The following code snippets show how to create a topic. Such topic creation should generally
be done using the :code:`diaspora-ctl` command-line tool, however it is also possible to create
topics in C++ and in Python. Our custom validator, partition selector,
and serializer are provided using the :code:`"name:library.so"` format. This tells the
API to dynamically load the specified libraries to get access to their implementation.

.. important::

   If you get an error indicating that :code:`dlopen` has failed to find your library for
   the validator, partition selector, or serializer, make sure that :code:`LD_LIBRARY_PATH`
   contains the path to find these libraries.


.. tabs::

   .. group-tab:: diaspora-ctl

      .. literalinclude:: ../_code/energy_topic.sh
         :language: bash
         :start-after: START CREATE TOPIC
         :end-before: END CREATE TOPIC

      Configuration parameters of each objects are passed using hierarchical
      command-line options. For instance,
      :code:`--validator.x 42 --validator.y.z abc`
      will produce the configuration :code:`{ "x": 42, "y": { "z": "abc" }}`.

   .. group-tab:: C++

      .. literalinclude:: ../_code/energy_topic.cpp
         :language: cpp
         :start-after: START CREATE TOPIC
         :end-before: END CREATE TOPIC
         :dedent: 8

   .. group-tab:: Python

      .. literalinclude:: ../_code/energy_topic.py
         :language: python
         :start-after: START CREATE TOPIC
         :end-before: END CREATE TOPIC
         :dedent: 4

Let's take a look at the implementation of the validator, partition selector,
and serializer classes.

.. important::

   Validators, partition selectors, and serializers must currently be implemented
   in C++, even when used in Python.

.. literalinclude:: ../_code/energy_validator.cpp
   :language: cpp

The :code:`EnergyValidator` class inherits from :code:`diaspora::ValidatorInterface`
and provides the :code:`validate` member function. This function checks for the
presence of an :code:`energy` field of type unsigned integer and checks that
its value is less than an :code:`energy_max` value provided when creating the
validator. If validation fails, the :code:`validate` function throws an exception.

.. important::

   The :code:`DIASPORA_REGISTER_VALIDATOR` macro must be used to tell the API
   about the :code:`EnergyValidator` class.
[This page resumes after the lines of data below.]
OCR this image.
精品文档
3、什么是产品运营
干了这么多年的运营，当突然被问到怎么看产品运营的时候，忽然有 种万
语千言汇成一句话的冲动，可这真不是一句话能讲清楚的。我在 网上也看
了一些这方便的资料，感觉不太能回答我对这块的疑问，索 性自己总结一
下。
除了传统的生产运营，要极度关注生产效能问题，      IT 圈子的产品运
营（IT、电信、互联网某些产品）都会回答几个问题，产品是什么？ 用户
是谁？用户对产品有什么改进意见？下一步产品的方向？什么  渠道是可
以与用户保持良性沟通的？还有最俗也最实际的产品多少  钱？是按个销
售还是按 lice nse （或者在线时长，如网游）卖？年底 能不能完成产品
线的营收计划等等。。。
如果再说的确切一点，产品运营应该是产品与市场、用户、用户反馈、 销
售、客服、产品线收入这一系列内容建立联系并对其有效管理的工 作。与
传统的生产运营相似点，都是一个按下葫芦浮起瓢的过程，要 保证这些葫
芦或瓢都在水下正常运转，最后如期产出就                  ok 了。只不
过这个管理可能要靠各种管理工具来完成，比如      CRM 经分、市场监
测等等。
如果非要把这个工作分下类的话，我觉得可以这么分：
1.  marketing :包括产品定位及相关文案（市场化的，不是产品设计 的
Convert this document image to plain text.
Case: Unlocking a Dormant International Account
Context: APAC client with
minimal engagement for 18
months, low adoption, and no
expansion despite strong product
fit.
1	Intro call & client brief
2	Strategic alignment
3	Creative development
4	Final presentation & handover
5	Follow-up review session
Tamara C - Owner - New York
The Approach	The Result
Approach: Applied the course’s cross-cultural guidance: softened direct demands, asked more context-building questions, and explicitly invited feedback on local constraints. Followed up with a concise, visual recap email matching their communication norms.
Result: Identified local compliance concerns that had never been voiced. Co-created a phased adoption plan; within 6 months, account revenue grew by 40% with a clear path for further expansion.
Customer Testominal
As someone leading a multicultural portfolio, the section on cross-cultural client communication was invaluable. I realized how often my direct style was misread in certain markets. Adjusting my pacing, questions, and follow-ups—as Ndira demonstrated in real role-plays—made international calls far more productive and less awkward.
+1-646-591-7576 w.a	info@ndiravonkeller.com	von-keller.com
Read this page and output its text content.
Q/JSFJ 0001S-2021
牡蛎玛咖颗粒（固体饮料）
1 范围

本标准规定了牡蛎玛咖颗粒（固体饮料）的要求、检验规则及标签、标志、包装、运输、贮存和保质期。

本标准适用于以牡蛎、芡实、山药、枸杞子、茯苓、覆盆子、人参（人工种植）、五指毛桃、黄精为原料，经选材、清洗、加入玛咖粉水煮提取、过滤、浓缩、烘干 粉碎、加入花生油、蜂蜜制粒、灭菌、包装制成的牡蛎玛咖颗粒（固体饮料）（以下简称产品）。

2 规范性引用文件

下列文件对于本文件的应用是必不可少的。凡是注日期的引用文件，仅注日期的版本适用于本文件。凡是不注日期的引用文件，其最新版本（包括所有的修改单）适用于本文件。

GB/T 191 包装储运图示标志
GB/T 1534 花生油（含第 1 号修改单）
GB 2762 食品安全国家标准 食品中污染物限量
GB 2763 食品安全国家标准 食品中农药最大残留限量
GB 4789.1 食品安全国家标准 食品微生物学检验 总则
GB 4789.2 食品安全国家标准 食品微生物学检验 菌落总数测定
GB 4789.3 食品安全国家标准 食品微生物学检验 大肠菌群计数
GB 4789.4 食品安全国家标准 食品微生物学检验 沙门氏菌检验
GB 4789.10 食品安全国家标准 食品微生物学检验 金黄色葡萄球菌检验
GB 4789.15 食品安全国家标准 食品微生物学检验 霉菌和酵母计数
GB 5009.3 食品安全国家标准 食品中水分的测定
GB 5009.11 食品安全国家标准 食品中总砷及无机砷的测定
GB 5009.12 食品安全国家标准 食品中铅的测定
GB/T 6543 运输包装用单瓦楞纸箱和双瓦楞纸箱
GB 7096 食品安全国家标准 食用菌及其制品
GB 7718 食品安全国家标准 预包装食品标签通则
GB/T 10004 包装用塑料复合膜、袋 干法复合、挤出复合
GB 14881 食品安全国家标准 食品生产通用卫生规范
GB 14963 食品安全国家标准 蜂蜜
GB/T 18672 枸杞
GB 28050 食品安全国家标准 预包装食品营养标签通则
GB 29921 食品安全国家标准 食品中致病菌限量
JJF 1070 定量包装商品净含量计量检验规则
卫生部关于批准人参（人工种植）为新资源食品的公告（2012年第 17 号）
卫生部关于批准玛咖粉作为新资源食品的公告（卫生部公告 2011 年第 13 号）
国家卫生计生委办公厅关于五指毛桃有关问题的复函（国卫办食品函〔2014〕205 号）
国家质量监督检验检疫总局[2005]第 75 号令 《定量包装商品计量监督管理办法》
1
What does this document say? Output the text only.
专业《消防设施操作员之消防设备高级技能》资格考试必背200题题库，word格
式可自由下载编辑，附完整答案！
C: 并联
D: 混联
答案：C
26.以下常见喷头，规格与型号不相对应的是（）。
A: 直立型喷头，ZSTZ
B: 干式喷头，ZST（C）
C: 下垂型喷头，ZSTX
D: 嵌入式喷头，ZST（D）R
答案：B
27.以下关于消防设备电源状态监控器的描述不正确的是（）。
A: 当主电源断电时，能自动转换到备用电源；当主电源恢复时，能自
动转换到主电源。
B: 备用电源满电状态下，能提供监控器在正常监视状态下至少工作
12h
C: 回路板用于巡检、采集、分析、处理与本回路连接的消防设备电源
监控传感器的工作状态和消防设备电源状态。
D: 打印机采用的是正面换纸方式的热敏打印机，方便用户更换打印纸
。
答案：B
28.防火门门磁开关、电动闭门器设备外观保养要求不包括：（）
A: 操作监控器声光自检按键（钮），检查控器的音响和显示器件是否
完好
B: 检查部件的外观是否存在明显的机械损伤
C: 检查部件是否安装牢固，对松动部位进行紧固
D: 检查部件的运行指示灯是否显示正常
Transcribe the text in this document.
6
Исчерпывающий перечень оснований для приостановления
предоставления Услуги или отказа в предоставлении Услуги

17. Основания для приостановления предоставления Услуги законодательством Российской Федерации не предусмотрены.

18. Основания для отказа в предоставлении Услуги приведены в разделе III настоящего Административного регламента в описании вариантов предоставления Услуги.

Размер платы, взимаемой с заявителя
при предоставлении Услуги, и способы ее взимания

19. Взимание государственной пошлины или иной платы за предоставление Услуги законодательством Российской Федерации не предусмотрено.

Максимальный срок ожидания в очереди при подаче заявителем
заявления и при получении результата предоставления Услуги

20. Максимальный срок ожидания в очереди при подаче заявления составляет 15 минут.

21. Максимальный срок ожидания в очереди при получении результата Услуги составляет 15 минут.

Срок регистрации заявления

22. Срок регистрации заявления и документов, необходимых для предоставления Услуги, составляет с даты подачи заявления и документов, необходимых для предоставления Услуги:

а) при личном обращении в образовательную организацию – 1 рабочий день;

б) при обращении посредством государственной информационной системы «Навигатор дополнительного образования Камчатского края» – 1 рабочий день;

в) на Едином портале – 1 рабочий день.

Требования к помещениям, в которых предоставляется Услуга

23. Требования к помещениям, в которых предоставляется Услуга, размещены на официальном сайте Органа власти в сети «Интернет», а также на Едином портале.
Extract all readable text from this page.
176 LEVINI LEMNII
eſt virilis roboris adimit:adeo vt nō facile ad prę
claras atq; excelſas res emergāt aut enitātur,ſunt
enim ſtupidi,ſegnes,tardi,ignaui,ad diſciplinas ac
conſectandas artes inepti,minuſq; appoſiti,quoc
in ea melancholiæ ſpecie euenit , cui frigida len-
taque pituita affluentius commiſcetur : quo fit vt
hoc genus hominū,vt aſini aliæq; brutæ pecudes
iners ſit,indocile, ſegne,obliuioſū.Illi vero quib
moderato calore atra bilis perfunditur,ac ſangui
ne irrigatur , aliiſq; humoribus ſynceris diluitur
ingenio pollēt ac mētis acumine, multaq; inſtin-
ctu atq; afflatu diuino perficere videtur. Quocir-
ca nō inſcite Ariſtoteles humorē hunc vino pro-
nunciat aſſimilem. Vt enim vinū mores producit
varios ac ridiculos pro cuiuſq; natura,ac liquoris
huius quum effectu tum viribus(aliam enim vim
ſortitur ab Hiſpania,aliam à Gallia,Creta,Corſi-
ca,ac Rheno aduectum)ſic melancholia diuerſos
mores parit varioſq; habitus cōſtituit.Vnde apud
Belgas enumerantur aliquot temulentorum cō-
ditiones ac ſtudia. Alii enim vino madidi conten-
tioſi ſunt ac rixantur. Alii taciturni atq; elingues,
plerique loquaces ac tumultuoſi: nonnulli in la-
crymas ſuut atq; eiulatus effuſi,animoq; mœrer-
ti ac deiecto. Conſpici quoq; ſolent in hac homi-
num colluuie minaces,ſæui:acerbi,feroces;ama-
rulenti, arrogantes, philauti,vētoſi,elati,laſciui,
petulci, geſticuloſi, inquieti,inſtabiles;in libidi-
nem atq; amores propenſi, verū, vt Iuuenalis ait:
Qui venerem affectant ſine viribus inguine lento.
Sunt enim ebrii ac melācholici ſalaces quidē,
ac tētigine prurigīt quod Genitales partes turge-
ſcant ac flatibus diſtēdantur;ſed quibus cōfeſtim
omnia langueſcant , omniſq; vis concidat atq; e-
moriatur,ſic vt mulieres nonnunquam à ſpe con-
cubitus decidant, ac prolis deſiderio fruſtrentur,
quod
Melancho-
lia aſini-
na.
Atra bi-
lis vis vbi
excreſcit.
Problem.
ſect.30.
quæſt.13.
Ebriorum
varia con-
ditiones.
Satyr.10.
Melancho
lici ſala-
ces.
Its first argument is the name by
   which we will refer to the class in user code (*"energy_validator"*), the
   second argument is the name of the class itself (*EnergyValidator*).

.. literalinclude:: ../_code/energy_partition_selector.cpp
   :language: cpp

The :code:`EnergyPartitionSelector` is also initialized with an :code:`energy_max`
value and uses it to aggregate events into uniform "bins" of similar energy values.
It inherits from :code:`diaspora::PartitionSelectorInterface` and we call
:code:`DIASPORA_REGISTER_PARTITION_SELECTOR` to make it available to use.

.. literalinclude:: ../_code/energy_serializer.cpp
   :language: cpp

The :code:`EnergySerializer` is also initialized with an :code:`energy_max` value.
This value is used to choose an appropriate number of bytes for the raw representation
of the energy when it is serialized. :code:`EnergySerializer` inherits from
:code:`SerializerInterface` and is registered using
:code:`DIASPORA_REGISTER_SERIALIZER`.